In September, we got approved. I emailed Peggy, who was thrilled. I called my mother, who reminded me that there’s precedent in Jewish history for adoption, from Moses floating down the Nile to Mordechai fostering his orphaned cousin, Esther. My mother fits this adoption into our Jewish life narrative, making sense of it in a way she — and I — can live with.

Many interviews, home visits and lectures later, our hopes were high, but every time we get a call about a possible placement nothing actually happened. Finally, I made Shogo call the agency. I ask him to tell them to stop calling us every month to ask if we’re interested.

“Tell them to put a perpetual ‘yes’ on our file. Tell them that whatever child they have available, we are interested.”

“Whatever child?” he asked.

“Yes. Whatever child.”

So when the social workers called to say a little boy was in need of a family and asked if we were interested, we shouted, “Yes!” eager to meet the child who was destined to be ours.

When they came to our house to tell us about him, the information was sketchy at best. There wasn’t even a picture.

“Are you interested or not?” they asked. They were not messing around with this child.

“We’re interested,” we said together.

And for the second time in my life, I got down on my knees and prayed.

We visited Shinji in the orphanage for hours, days, weeks, months. Eventually, we were allowed to bring him home for an overnight. And then finally, on his second birthday, we are allowed to bring him home forever. We’ll have a lifetime to explore the world together.

But my aunt Peggy didn’t; her cancer spread. I wanted her to meet him before she died.

***

There are many customs for birth in Japan—the mother returning to her parents’ house, a celebration of the child’s first solid foods—but we missed them all. Instead, we made our own when we returned to California by hosting a Jewish baby naming ceremony.

Aunt Peggy, my mother and stepfather, my father and stepmother, my sisters and their sons were there. The whole splintered family had gathered to heal and rejoice.

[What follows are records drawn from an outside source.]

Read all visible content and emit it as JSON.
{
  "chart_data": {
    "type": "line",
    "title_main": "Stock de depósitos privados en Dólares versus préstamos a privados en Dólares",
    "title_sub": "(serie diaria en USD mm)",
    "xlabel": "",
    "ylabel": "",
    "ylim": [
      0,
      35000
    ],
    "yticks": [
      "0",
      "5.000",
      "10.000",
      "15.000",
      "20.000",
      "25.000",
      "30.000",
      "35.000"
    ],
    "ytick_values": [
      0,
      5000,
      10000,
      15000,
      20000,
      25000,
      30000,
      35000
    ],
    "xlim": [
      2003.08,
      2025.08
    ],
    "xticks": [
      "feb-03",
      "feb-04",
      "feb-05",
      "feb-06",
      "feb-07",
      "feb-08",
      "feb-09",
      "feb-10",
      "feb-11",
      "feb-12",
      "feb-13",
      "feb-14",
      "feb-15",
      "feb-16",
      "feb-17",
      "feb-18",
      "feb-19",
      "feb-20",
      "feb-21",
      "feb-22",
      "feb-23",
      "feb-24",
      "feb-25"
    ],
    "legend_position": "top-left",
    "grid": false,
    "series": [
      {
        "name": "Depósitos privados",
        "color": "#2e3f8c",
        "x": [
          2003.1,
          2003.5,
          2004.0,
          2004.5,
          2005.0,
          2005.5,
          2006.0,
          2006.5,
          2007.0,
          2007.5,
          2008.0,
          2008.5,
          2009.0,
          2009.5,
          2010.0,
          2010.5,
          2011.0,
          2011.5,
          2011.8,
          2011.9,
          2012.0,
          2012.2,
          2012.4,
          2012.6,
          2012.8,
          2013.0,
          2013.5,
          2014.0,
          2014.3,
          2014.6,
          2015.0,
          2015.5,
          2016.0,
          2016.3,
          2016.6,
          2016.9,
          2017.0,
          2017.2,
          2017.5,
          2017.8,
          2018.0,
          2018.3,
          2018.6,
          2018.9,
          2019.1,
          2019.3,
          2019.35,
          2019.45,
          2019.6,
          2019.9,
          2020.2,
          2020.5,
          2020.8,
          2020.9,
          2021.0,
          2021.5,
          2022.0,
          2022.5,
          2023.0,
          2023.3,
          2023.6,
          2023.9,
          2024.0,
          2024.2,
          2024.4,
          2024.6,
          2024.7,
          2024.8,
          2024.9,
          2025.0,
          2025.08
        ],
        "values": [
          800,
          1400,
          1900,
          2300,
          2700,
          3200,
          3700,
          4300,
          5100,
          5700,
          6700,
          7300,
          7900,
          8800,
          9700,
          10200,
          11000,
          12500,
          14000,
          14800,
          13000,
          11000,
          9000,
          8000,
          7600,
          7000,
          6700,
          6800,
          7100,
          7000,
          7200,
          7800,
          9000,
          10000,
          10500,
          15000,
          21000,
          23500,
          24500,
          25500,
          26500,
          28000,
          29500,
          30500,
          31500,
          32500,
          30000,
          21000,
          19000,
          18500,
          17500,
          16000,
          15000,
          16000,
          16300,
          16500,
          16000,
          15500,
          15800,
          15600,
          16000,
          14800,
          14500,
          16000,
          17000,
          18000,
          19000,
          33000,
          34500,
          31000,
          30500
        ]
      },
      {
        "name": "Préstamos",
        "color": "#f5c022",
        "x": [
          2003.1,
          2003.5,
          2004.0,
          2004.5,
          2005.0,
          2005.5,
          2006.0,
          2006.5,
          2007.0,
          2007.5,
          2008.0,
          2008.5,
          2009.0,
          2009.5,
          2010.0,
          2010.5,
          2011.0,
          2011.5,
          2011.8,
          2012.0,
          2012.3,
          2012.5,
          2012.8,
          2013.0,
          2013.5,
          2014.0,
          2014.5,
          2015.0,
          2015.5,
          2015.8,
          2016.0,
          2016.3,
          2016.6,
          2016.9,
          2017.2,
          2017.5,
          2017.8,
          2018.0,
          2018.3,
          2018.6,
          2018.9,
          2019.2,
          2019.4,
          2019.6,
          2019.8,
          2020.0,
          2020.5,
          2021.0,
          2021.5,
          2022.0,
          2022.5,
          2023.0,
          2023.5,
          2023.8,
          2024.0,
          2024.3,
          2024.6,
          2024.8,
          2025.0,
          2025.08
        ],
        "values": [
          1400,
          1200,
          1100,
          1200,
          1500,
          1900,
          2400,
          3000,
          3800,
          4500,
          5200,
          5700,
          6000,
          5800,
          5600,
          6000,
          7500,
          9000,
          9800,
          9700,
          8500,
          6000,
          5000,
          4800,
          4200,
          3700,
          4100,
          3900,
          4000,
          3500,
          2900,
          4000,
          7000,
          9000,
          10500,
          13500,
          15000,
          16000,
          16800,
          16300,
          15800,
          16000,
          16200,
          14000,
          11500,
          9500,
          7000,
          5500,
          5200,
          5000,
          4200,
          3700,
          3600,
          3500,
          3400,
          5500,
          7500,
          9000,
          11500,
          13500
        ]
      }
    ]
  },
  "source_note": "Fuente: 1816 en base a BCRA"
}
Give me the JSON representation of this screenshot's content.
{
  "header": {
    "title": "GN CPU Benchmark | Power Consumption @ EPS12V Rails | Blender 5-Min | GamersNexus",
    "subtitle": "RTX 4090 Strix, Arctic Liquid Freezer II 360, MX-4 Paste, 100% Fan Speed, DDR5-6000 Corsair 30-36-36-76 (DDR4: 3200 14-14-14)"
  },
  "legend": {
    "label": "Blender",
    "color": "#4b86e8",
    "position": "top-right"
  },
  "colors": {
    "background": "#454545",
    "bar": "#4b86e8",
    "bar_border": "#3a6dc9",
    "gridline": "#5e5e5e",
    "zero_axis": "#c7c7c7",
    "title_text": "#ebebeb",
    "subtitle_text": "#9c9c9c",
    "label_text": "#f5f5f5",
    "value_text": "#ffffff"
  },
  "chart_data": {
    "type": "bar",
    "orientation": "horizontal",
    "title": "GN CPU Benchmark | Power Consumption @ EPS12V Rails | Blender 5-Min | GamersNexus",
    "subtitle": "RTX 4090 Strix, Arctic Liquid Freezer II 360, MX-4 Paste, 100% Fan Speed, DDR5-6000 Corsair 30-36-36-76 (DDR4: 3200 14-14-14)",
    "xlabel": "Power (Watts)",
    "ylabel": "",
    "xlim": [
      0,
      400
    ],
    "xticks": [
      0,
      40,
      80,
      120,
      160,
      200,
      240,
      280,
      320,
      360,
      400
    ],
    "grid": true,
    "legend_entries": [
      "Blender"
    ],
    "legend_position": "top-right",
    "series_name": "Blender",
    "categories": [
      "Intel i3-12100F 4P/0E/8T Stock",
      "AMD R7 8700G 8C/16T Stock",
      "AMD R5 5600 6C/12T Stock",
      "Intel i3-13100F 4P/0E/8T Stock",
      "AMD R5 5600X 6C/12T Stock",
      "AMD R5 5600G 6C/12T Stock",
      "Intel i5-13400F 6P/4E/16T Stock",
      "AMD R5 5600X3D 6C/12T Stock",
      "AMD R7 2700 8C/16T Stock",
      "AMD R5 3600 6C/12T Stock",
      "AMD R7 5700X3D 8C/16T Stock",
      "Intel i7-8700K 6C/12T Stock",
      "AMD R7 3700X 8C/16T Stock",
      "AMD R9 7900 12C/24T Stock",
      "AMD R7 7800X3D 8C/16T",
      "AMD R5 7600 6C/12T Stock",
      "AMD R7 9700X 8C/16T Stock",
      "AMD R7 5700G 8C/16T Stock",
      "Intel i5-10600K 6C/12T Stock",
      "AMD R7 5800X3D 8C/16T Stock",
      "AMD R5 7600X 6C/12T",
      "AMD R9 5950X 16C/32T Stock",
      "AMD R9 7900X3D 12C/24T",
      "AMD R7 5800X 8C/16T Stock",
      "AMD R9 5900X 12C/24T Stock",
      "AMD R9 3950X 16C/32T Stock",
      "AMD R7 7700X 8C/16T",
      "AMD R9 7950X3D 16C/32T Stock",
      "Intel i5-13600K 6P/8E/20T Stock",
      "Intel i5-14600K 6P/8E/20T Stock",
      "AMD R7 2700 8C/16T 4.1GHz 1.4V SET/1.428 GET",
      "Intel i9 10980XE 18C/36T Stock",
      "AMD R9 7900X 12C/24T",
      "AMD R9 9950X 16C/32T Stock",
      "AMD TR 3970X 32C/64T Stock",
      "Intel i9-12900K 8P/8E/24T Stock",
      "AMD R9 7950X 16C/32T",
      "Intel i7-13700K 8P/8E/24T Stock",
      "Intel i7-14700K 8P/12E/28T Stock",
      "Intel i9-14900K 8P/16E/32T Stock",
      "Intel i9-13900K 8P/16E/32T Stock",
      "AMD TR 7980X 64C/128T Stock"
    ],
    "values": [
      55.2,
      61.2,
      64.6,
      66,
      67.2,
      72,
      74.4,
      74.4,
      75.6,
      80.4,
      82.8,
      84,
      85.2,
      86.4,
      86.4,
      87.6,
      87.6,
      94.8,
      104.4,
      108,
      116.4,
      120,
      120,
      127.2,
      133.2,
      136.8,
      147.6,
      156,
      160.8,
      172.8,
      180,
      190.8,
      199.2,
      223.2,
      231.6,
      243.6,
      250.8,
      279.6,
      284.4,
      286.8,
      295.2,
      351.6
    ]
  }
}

Many people from my mother’s temple gathered to welcome him, though we were strangers to most of them. Shinji was given the name Benjamin after his maternal grandfather, who came from Lodz, Poland, and after Walter Benjamin, the Jewish writer/philosopher and member of the resistance in World War II. Since the ceremony was held between Rosh Hashanah and Yom Kippur, we decided to throw all of our sins into the Napa River as part of the tashlich tradition. We gathered at a waterfront to “cast away” the sins of the past and resolved to have a better year in the year to come. Tossing bread into the water, everything was still. It was a beautiful moment, one we’d been waiting for for so many years.

After the ceremony, my mother’s friends came up to congratulate us. Some told me stories of how they, too, were adopted, or how they have adopted children, and what a wonderful mitzvah it is. It is Shinji’s mitzvah to us, I said. We are the blessed.

My mother had ordered a special cake for Shinji decorated with Pokemon, though Shinji was probably the only one there who did not know who Pokemon is.

But it didn’t matter. With a heartbreakingly beautiful smile, he devoured the cake, which said in frosting: “Mazel Tov, Shinji. Welcome to the Tribe.”

Note: This is an excerpt from the author’s memoir “Here Comes the Sun” about her quest for motherhood across two continents and two decades.